Preview application on cloud

What it is

  • A user-friendly web data application that allows users to ask questions about the data.

Dependencies

  • Python 3.9+
  • With or without virtualenv, run pip install -r requirements.txt.
  • If connection to SQL database is required, also run pip install -r db_requirements.txt. (tested with Postgresql)

Usage Instructions

  • Start application with streamlit run main.py
  • (if using csv data) Upload the input csv. The encoding might need to be manually configured.
  • (if using Postgresql) Set the connection details in the provided text boxes.
    • Or set the default values in constants.py
  • Different LLM models have different capabilities.
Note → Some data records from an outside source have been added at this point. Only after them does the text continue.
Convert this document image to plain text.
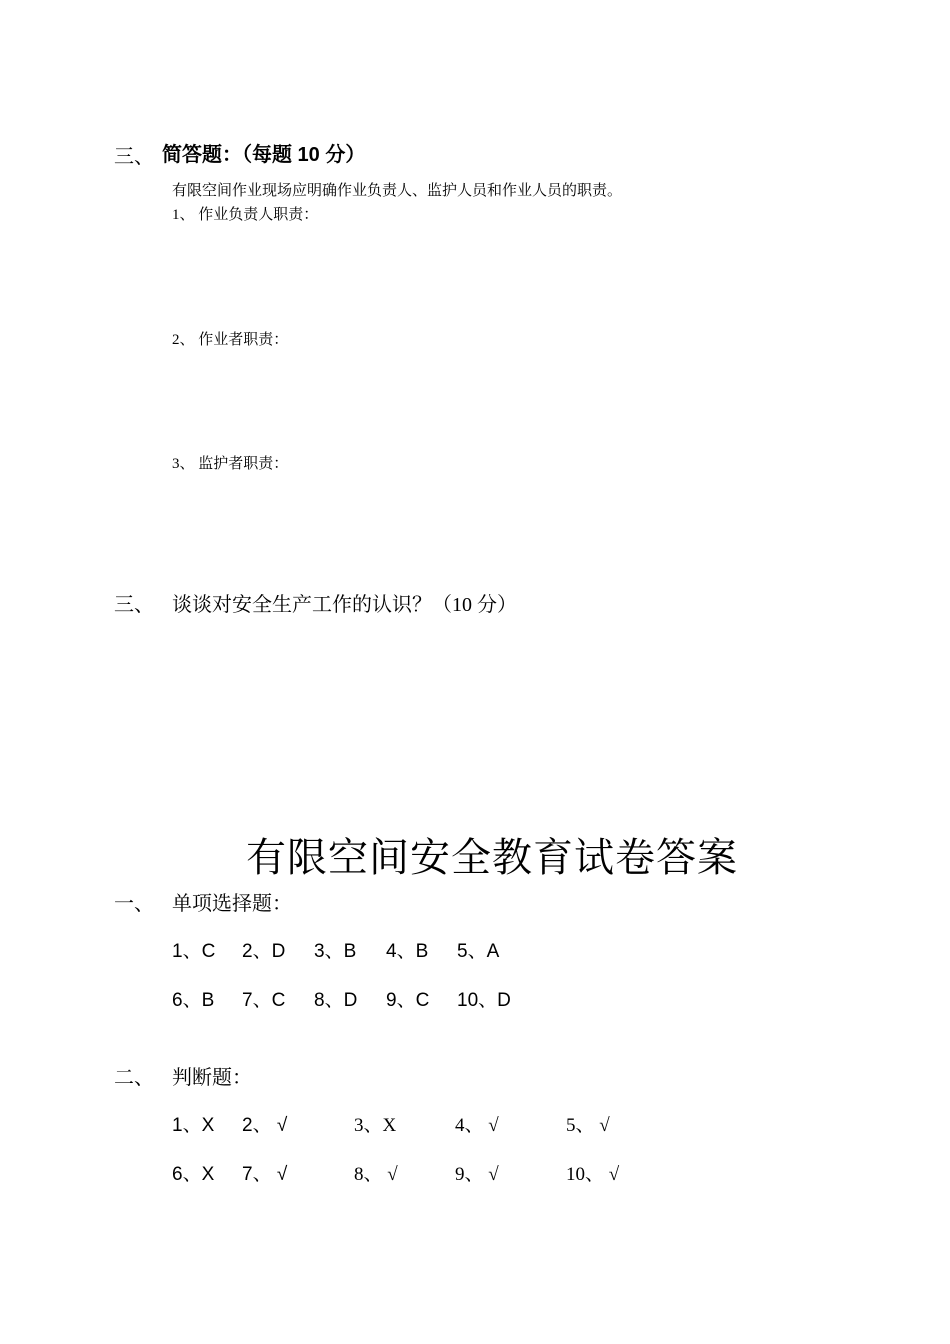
三、 简答题：（每题 10 分）
有限空间作业现场应明确作业负责人、监护人员和作业人员的职责。
1、 作业负责人职责：
2、 作业者职责：
3、 监护者职责：
三、 谈谈对安全生产工作的认识？（10 分）
有限空间安全教育试卷答案
一、 单项选择题：
1、C 2、D 3、B 4、B 5、A
6、B 7、C 8、D 9、C 10、D
二、 判断题：
1、X 2、 √	3、X	4、 √	5、 √
6、X 7、 √	8、 √	9、 √	10、 √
This is set in constants.py
    • gpt-4 may be the most capable overall
    • gpt-3.5-turbo-16k may be needed to increase token limit
    • Temperature of 0 or close to it is advised so model doesn't make things up.
  • After uploading csv or establishing connection, previews will be available in preview tab.
  • Enter anything in the chat input box at the bottom.
  • Chat history is stored in the app, but not sent to the LLM, this is done considering token limit.
    • Each new prompt is a new LLM conversation.
  • Clear chat history button is at the bottom on the chat tab.

Implementation Details

  • Streamlit
    • Streamlit's primary design is that it always reruns code from top to bottom with any user interaction.
      • It used to be stateless too, meaning everything had to be reloaded and re-computed each time.
      • Statefulness has since been added to the tool.
        • But one still needs to be careful to design it to not redo expensive computations or API call.
  • Overall Design
    • Although probably unnecessary, the app is designed to not persist any unnecessary object in memory.
      • So LLM and class objects are instantiated to perform its functions, then recycled away, functional programming style.
  • NaturalQuery
    • Though the Streamlit app calls it by creating new recyclable instances for each call, the Class is designed so that persisting Class Instance is a valid usage too.
      • So LLM engine is a Class attribute.
    • 2 methods
      • df_run connects to the inputted pandas.DataFrame object
      • db_run connects to the pre-connected Database connection

Known Issues

  • If csv is poorly formatted, the app will fail at csv upload.
    • LLM is not yet involved in csv load, which still uses pd.read_csv()
  • LLM may be capable of interpreting column names and data, or may not.
    • Getting accurate answers or any answer at all relies on the capabilities of the LLM.
    • Sometimes rewording the question can get the correct answer if the original one cannot.
  • Any database system other than Postgres was not tested, and even Postgres was tested only on my configurations.